References in the Registry
I did a search of the registry for the name of the now dead server on one workstation. I found literally thousands of references to the system. There were so many that it would literally be impossible to check each and every one to determine what it does. I am sure that there have to be some of these entries that are causing system slowdown and system errors.
As a side note, I am working on a test system and doing a complete search for the old server name in the registry and replacing it with the new server name just to see if this will resolve some of the problems. I’ll keep you posted.
References in Files
Just as there are locations in the registry that refer to the old server, it is very easy for there to be referenced in files to the old server. A perfect example is Excel, where you can place data in a workbook that is directly sourced from another data file source. None of these file will work properly anymore because these files do not exist in their original location.
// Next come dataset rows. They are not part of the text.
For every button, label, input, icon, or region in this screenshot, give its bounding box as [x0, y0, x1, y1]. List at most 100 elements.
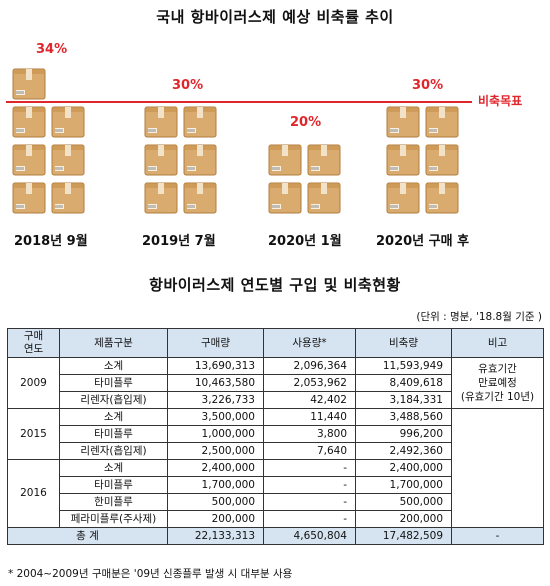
package-box-icon [386, 182, 420, 214]
stock-cell: 500,000 [355, 493, 452, 511]
purchase-cell: 200,000 [167, 510, 264, 528]
percent-label-2018-09: 34% [36, 42, 68, 57]
category-cell: 한미플루 [59, 493, 168, 511]
total-purchase: 22,133,313 [167, 527, 264, 545]
stock-cell: 2,400,000 [355, 459, 452, 477]
stock-cell: 11,593,949 [355, 357, 452, 375]
package-box-icon [268, 182, 302, 214]
usage-cell: - [263, 459, 356, 477]
percent-label-2020-01: 20% [290, 115, 322, 130]
package-box-icon [12, 144, 46, 176]
target-line [6, 101, 472, 103]
package-box-icon [12, 182, 46, 214]
stock-cell: 3,488,560 [355, 408, 452, 426]
stockpile-table: 구매 연도 제품구분 구매량 사용량* 비축량 비고 2009 소계 13,69… [7, 328, 544, 545]
category-cell: 페라미플루(주사제) [59, 510, 168, 528]
percent-label-2019-07: 30% [172, 78, 204, 93]
usage-cell: 2,096,364 [263, 357, 356, 375]
package-box-icon [425, 144, 459, 176]
purchase-cell: 13,690,313 [167, 357, 264, 375]
purchase-cell: 1,000,000 [167, 425, 264, 443]
total-stock: 17,482,509 [355, 527, 452, 545]
unit-note: (단위 : 명분, '18.8월 기준 ) [416, 311, 542, 323]
usage-cell: - [263, 510, 356, 528]
header-usage: 사용량* [263, 328, 356, 358]
year-cell: 2016 [7, 459, 60, 528]
table-row: 타미플루 1,000,000 3,800 996,200 [8, 425, 544, 443]
stock-cell: 2,492,360 [355, 442, 452, 460]
chart-title: 국내 항바이러스제 예상 비축률 추이 [156, 8, 394, 26]
purchase-cell: 2,500,000 [167, 442, 264, 460]
table-row: 2016 소계 2,400,000 - 2,400,000 [7, 459, 544, 528]
header-note: 비고 [451, 328, 544, 358]
table-row: 리렌자(흡입제) 3,226,733 42,402 3,184,331 [8, 391, 544, 409]
stock-cell: 1,700,000 [355, 476, 452, 494]
usage-cell: - [263, 493, 356, 511]
package-box-icon [183, 144, 217, 176]
total-usage: 4,650,804 [263, 527, 356, 545]
package-box-icon [307, 182, 341, 214]
category-cell: 타미플루 [59, 476, 168, 494]
header-year: 구매 연도 [7, 328, 60, 358]
package-box-icon [144, 144, 178, 176]
usage-cell: 2,053,962 [263, 374, 356, 392]
package-box-icon [144, 106, 178, 138]
percent-label-2020-after: 30% [412, 78, 444, 93]
package-box-icon [183, 182, 217, 214]
category-cell: 타미플루 [59, 374, 168, 392]
package-box-icon [307, 144, 341, 176]
total-note: - [451, 527, 544, 545]
table-row: 한미플루 500,000 - 500,000 [8, 493, 544, 511]
package-box-icon [51, 106, 85, 138]
note-cell [451, 408, 544, 528]
usage-cell: 42,402 [263, 391, 356, 409]
footnote: * 2004~2009년 구매분은 '09년 신종플루 발생 시 대부분 사용 [8, 568, 293, 580]
year-cell: 2015 [7, 408, 60, 460]
usage-cell: - [263, 476, 356, 494]
purchase-cell: 500,000 [167, 493, 264, 511]
package-box-icon [51, 144, 85, 176]
category-cell: 소계 [59, 408, 168, 426]
package-box-icon [183, 106, 217, 138]
package-box-icon [386, 144, 420, 176]
category-cell: 소계 [59, 459, 168, 477]
package-box-icon [425, 106, 459, 138]
header-stock: 비축량 [355, 328, 452, 358]
stock-cell: 8,409,618 [355, 374, 452, 392]
package-box-icon [144, 182, 178, 214]
usage-cell: 11,440 [263, 408, 356, 426]
package-box-icon [386, 106, 420, 138]
header-category: 제품구분 [59, 328, 168, 358]
date-label-2020-01: 2020년 1월 [268, 234, 342, 249]
date-label-2020-after: 2020년 구매 후 [376, 234, 470, 249]
purchase-cell: 3,226,733 [167, 391, 264, 409]
usage-cell: 7,640 [263, 442, 356, 460]
package-box-icon [12, 68, 46, 100]
stock-cell: 200,000 [355, 510, 452, 528]
total-label: 총 계 [7, 527, 168, 545]
table-header-row: 구매 연도 제품구분 구매량 사용량* 비축량 비고 [7, 328, 544, 358]
purchase-cell: 2,400,000 [167, 459, 264, 477]
package-box-icon [268, 144, 302, 176]
package-box-icon [425, 182, 459, 214]
table-row: 2015 소계 3,500,000 11,440 3,488,560 [7, 408, 544, 528]
table-row: 페라미플루(주사제) 200,000 - 200,000 [8, 510, 544, 528]
purchase-cell: 10,463,580 [167, 374, 264, 392]
header-purchase: 구매량 [167, 328, 264, 358]
category-cell: 리렌자(흡입제) [59, 442, 168, 460]
purchase-cell: 1,700,000 [167, 476, 264, 494]
date-label-2018-09: 2018년 9월 [14, 234, 88, 249]
table-title: 항바이러스제 연도별 구입 및 비축현황 [149, 276, 401, 294]
table-row: 리렌자(흡입제) 2,500,000 7,640 2,492,360 [8, 442, 544, 460]
package-box-icon [51, 182, 85, 214]
purchase-cell: 3,500,000 [167, 408, 264, 426]
table-row: 2009 소계 13,690,313 2,096,364 11,593,949 … [7, 357, 544, 409]
category-cell: 타미플루 [59, 425, 168, 443]
package-box-icon [12, 106, 46, 138]
stock-cell: 3,184,331 [355, 391, 452, 409]
year-cell: 2009 [7, 357, 60, 409]
target-label: 비축목표 [478, 94, 523, 108]
stock-cell: 996,200 [355, 425, 452, 443]
table-total-row: 총 계 22,133,313 4,650,804 17,482,509 - [7, 527, 544, 545]
category-cell: 리렌자(흡입제) [59, 391, 168, 409]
Just the Tip of the Iceberg
These are just the things that we have caught over the past couple of days. I am sure that, as time progresses, we will continue to find more references to the old server on workstations.
If you found this post useful, why don't you buy me a cup of coffee to show your gratitude?
3 Responses to “Server Failure Lesson #5: Server Tendrils Go Deep”
-
Aaron Says:
July 2nd, 2007 at 9:49 amAs I was reading this, I thought to myself, “he sure has a bunch of critical services running on one box.” Having been in education for most of my professional IT career, I have had the good fortune of being able to spread crucial services around to several different servers, reducing my single points of failure. Reading this brought back vivid memories of single server shops I’ve been at where, if that server got borked, the business processes would literally shut down. How do you deal with or explain to management what the problem is (concentrating too many services in one server) and get it corrected before a problem like this. I’m sure that now you would have no problem showing the management at your location that you need some cash for a few extra servers, now that they have experienced this magnitude of problem.
How did you/do you think you will deal with this?
-
Ingo Says:
July 3rd, 2007 at 3:23 pmWhen the primary dns server is not responding it try`s 3 times to reach it till it takes the second one.
This could cause the delay you mentioned. -
Bryan Sullo Says:
November 5th, 2007 at 4:12 pmHow did you recover from the folder redirection issue?
I am in a similar situation.
I have users who have modified their offline My Documents and I am now wary to change the redirection to a new server.
What will happen?
Will the offline files from the PCs be written to the new location?
Will the contents of the new location take precidence and kill all the offline changes?
Will there be some sort of conflict that has to be resolved on each PC?